Nell’attività pastorale svolta dal sacerdote non sono mai mancate, e difficilmente mancheranno, momenti di fatica o di particolare scoraggiamento; ma la bellezza del rapporto con il Signore è il cardine di ogni vocazione, e in modo del tutto specifico lo è per i presbiteri. Vivrebbe fuori dalla norma – precisa Papa Francesco – un prete «triste, nervoso o duro di carattere», «ma per favore che i fedeli non paghino la nevrosi dei preti! Non bastonare i fedeli».

Certamente il Papa desidera offrire qualche provocazione utile alla crescita pastorale dei sacerdoti, e questo non deve farci dirottare verso il senso unico generalizzante del luogo comune! Tanti fedeli, infatti, possono confermare l’egregia presenza ministeriale di numerosi preti, che fuori dalla luce dei riflettori mediatici, con semplicità e competenza, edificano la Chiesa e aiutano il popolo di Dio nella crescita spirituale.

«Un prete – precisa Papa Francesco – non può perdere le sue radici, resta sempre un uomo del popolo e della cultura che lo hanno generato; le nostre radici ci aiutano a ricordare chi siamo e dove Cristo ci ha chiamati. Noi sacerdoti non caliamo dall’alto, ma siamo chiamati, chiamati da Dio, che ci prende “fra gli uomini”, per costituirci “in favore degli uomini”». Le immagini legate a Cristo, in quanto “Sommo Sacerdote, Servo e Buon Pastore”, rappresentano il dna dell’esperienza presbiterale, «sono le tre immagini a cui dobbiamo guardare, pensando al ministero dei preti, inviati a servire gli uomini, a far loro giungere la misericordia di Dio, ad annunciare la sua Parola di vita»; e inoltre – ricorda il Papa – «Sapere e ricordare di essere “costituiti per il popolo” -popolo santo, popolo di Dio -, aiuta i preti a non pensare a sé, ad essere autorevoli e non autoritari, fermi ma non duri, gioiosi ma non superficiali, insomma, pastori, non funzionari».

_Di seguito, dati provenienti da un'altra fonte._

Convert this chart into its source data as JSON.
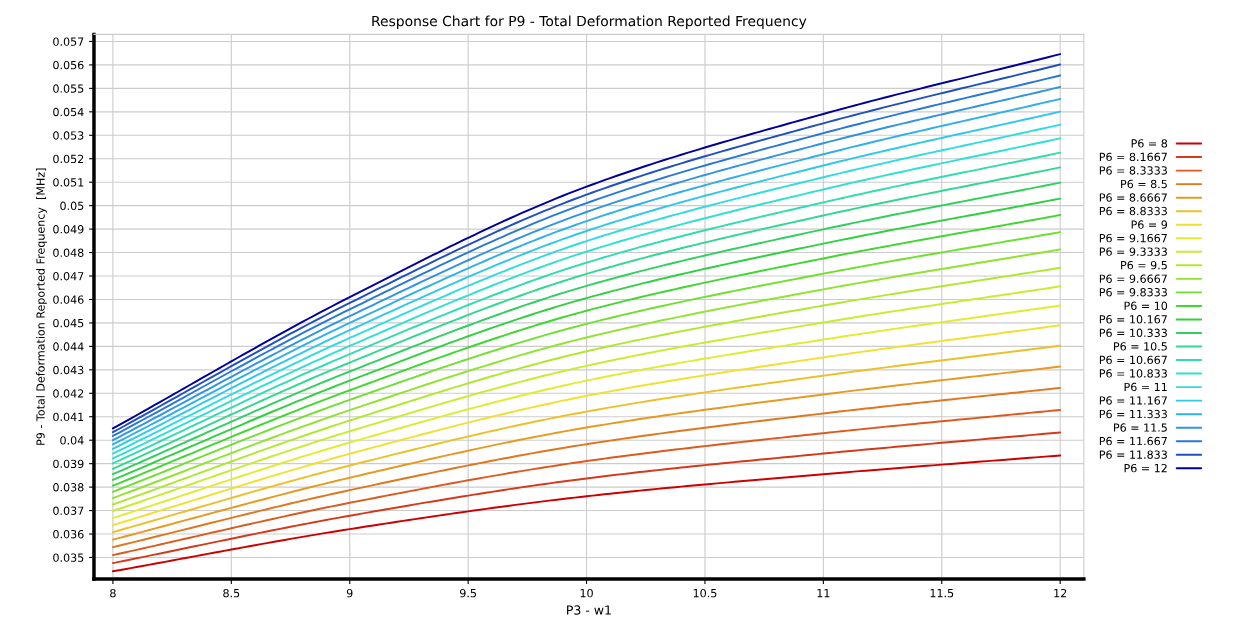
{
  "chart_data": {
    "type": "line",
    "title": "Response Chart for P9 - Total Deformation Reported Frequency",
    "xlabel": "P3 - w1",
    "ylabel": "P9 - Total Deformation Reported Frequency  [MHz]",
    "x": [
      8,
      9,
      10,
      11,
      12
    ],
    "xlim": [
      7.92,
      12.1
    ],
    "xticks": [
      8,
      8.5,
      9,
      9.5,
      10,
      10.5,
      11,
      11.5,
      12
    ],
    "ylim": [
      0.03408,
      0.0573
    ],
    "yticks": [
      0.035,
      0.036,
      0.037,
      0.038,
      0.039,
      0.04,
      0.041,
      0.042,
      0.043,
      0.044,
      0.045,
      0.046,
      0.047,
      0.048,
      0.049,
      0.05,
      0.051,
      0.052,
      0.053,
      0.054,
      0.055,
      0.056,
      0.057
    ],
    "grid": true,
    "legend": "right",
    "marker": "none",
    "line_style": "solid",
    "series": [
      {
        "name": "P6 = 8",
        "color": "#cc0000",
        "values": [
          0.03441,
          0.03621,
          0.03761,
          0.03855,
          0.03935
        ]
      },
      {
        "name": "P6 = 8.1667",
        "color": "#d43a1a",
        "values": [
          0.03476,
          0.03678,
          0.03837,
          0.03943,
          0.04033
        ]
      },
      {
        "name": "P6 = 8.3333",
        "color": "#dc5a1e",
        "values": [
          0.0351,
          0.03733,
          0.03911,
          0.0403,
          0.04129
        ]
      },
      {
        "name": "P6 = 8.5",
        "color": "#e0761e",
        "values": [
          0.03544,
          0.03787,
          0.03983,
          0.04114,
          0.04223
        ]
      },
      {
        "name": "P6 = 8.6667",
        "color": "#e69a22",
        "values": [
          0.03576,
          0.0384,
          0.04054,
          0.04195,
          0.04314
        ]
      },
      {
        "name": "P6 = 8.8333",
        "color": "#ecc02a",
        "values": [
          0.03608,
          0.03892,
          0.04122,
          0.04275,
          0.04403
        ]
      },
      {
        "name": "P6 = 9",
        "color": "#f0e030",
        "values": [
          0.03638,
          0.03942,
          0.04189,
          0.04353,
          0.0449
        ]
      },
      {
        "name": "P6 = 9.1667",
        "color": "#e0ec30",
        "values": [
          0.03668,
          0.0399,
          0.04254,
          0.04429,
          0.04574
        ]
      },
      {
        "name": "P6 = 9.3333",
        "color": "#c8ec30",
        "values": [
          0.03698,
          0.04038,
          0.04317,
          0.04502,
          0.04656
        ]
      },
      {
        "name": "P6 = 9.5",
        "color": "#b0e830",
        "values": [
          0.03726,
          0.04084,
          0.04379,
          0.04574,
          0.04735
        ]
      },
      {
        "name": "P6 = 9.6667",
        "color": "#90e430",
        "values": [
          0.03753,
          0.04128,
          0.04438,
          0.04643,
          0.04813
        ]
      },
      {
        "name": "P6 = 9.8333",
        "color": "#70e030",
        "values": [
          0.0378,
          0.04172,
          0.04496,
          0.0471,
          0.04887
        ]
      },
      {
        "name": "P6 = 10",
        "color": "#40d830",
        "values": [
          0.03806,
          0.04213,
          0.04552,
          0.04775,
          0.0496
        ]
      },
      {
        "name": "P6 = 10.167",
        "color": "#30d040",
        "values": [
          0.03831,
          0.04254,
          0.04606,
          0.04838,
          0.0503
        ]
      },
      {
        "name": "P6 = 10.333",
        "color": "#30d060",
        "values": [
          0.03855,
          0.04293,
          0.04658,
          0.04899,
          0.05098
        ]
      },
      {
        "name": "P6 = 10.5",
        "color": "#30d890",
        "values": [
          0.03878,
          0.04331,
          0.04709,
          0.04958,
          0.05163
        ]
      },
      {
        "name": "P6 = 10.667",
        "color": "#30dcb0",
        "values": [
          0.03901,
          0.04367,
          0.04757,
          0.05014,
          0.05226
        ]
      },
      {
        "name": "P6 = 10.833",
        "color": "#30e0d0",
        "values": [
          0.03922,
          0.04402,
          0.04804,
          0.05069,
          0.05287
        ]
      },
      {
        "name": "P6 = 11",
        "color": "#30dce0",
        "values": [
          0.03943,
          0.04436,
          0.04849,
          0.05121,
          0.05345
        ]
      },
      {
        "name": "P6 = 11.167",
        "color": "#30c8e8",
        "values": [
          0.03963,
          0.04469,
          0.04892,
          0.05171,
          0.05401
        ]
      },
      {
        "name": "P6 = 11.333",
        "color": "#30b0e8",
        "values": [
          0.03982,
          0.045,
          0.04934,
          0.05219,
          0.05455
        ]
      },
      {
        "name": "P6 = 11.5",
        "color": "#3094e0",
        "values": [
          0.04,
          0.04529,
          0.04973,
          0.05266,
          0.05506
        ]
      },
      {
        "name": "P6 = 11.667",
        "color": "#2878d8",
        "values": [
          0.04018,
          0.04558,
          0.05011,
          0.05309,
          0.05555
        ]
      },
      {
        "name": "P6 = 11.833",
        "color": "#2050c0",
        "values": [
          0.04034,
          0.04585,
          0.05047,
          0.05351,
          0.05602
        ]
      },
      {
        "name": "P6 = 12",
        "color": "#000099",
        "values": [
          0.0405,
          0.0461,
          0.05081,
          0.05391,
          0.05646
        ]
      }
    ]
  }
}
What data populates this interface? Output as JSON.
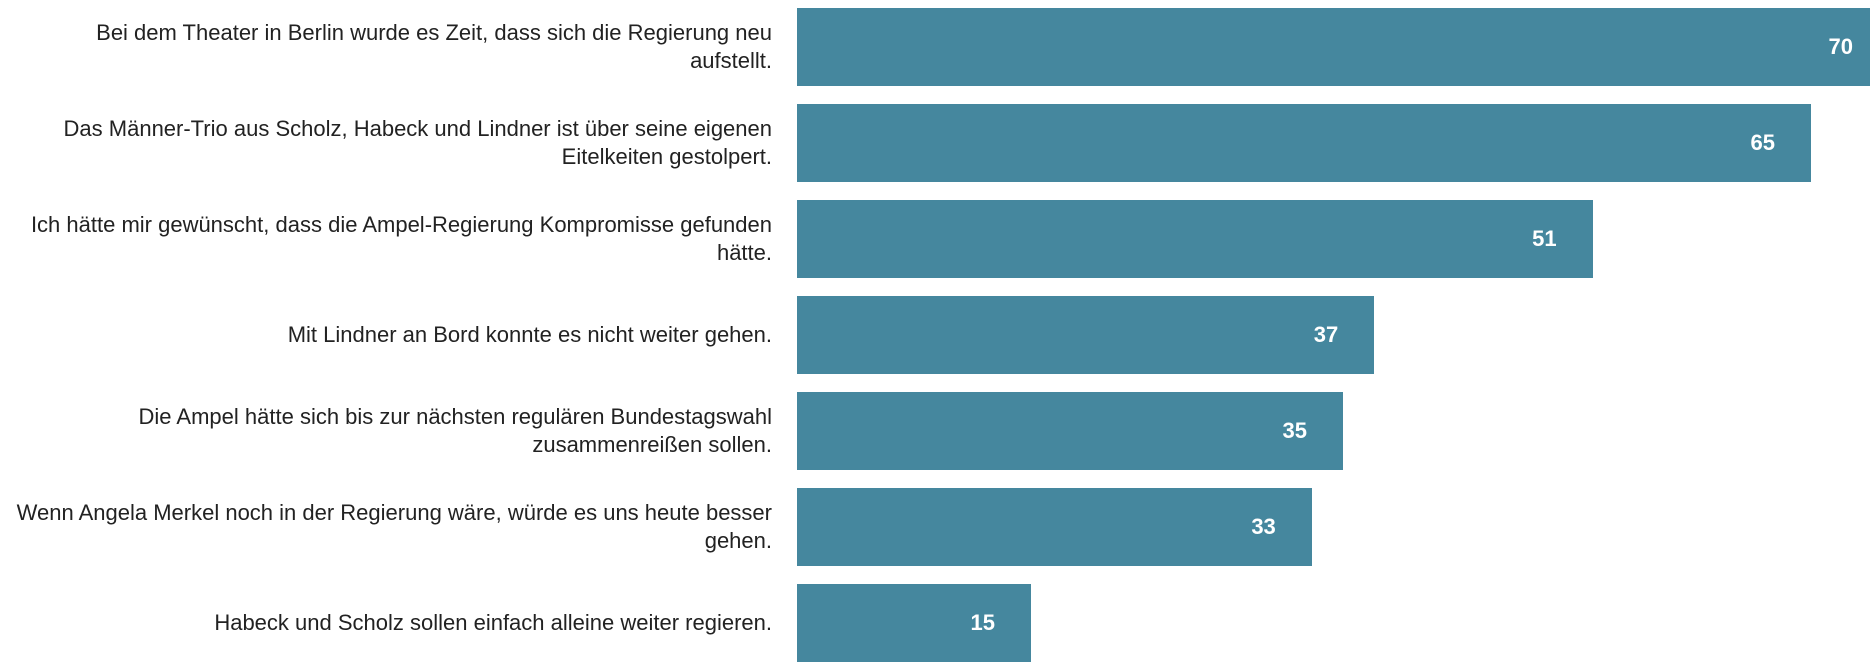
{
  "chart_data": {
    "type": "bar",
    "orientation": "horizontal",
    "categories": [
      "Bei dem Theater in Berlin wurde es Zeit, dass sich die Regierung neu aufstellt.",
      "Das Männer-Trio aus Scholz, Habeck und Lindner ist über seine eigenen Eitelkeiten gestolpert.",
      "Ich hätte mir gewünscht, dass die Ampel-Regierung Kompromisse gefunden hätte.",
      "Mit Lindner an Bord konnte es nicht weiter gehen.",
      "Die Ampel hätte sich bis zur nächsten regulären Bundestagswahl zusammenreißen sollen.",
      "Wenn Angela Merkel noch in der Regierung wäre, würde es uns heute besser gehen.",
      "Habeck und Scholz sollen einfach alleine weiter regieren."
    ],
    "values": [
      70,
      65,
      51,
      37,
      35,
      33,
      15
    ],
    "color": "#45879e"
  }
}
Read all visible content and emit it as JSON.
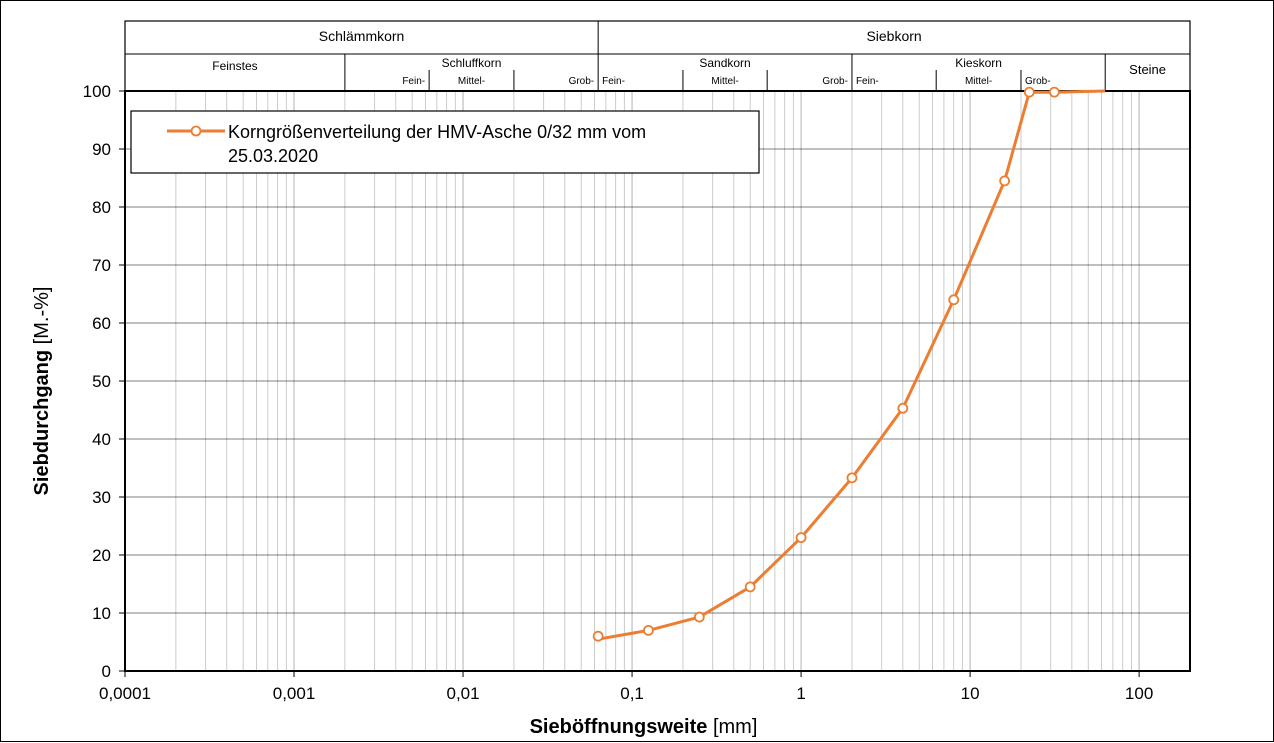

I sacerdoti non vanno lasciati soli, hanno bisogno della preghiera di tutti i fedeli e, soprattutto, della vicinanza dei loro vescovi. Papa Francesco, nel suo discorso, non dimentica di sottolineare questo importante aspetto: «Se tu vescovo ricevi una chiamata di un prete e non puoi riceverlo perché hai tanto lavoro, almeno prendi il telefono e chiamalo e digli: “E’ urgente? non è urgente? quando, vieni quel giorno…”, così si sente vicino. Ci sono vescovi che sembrano allontanarsi dai preti… Vicinanza, almeno una telefonata! E questo è amore di padre, fraternità». Sarà forse per questo che Papa Francesco ha iniziato a chiamare alla guida di alcune arcidiocesi e diocesi (anche prestigiose) qualche parroco? Il Pontefice sottolinea, infine, l’importanza della Riconciliazione, e invita tutti i sacerdoti a vivere con maggiore entusiasmo il sacramento della misericordia di Dio. A proposito del discernimento vocazionale, dice inoltre di tenere gli occhi aperti sulla missione nei seminari: «Cercare la salute di quel ragazzo, salute spirituale, salute materiale, fisica, psichica».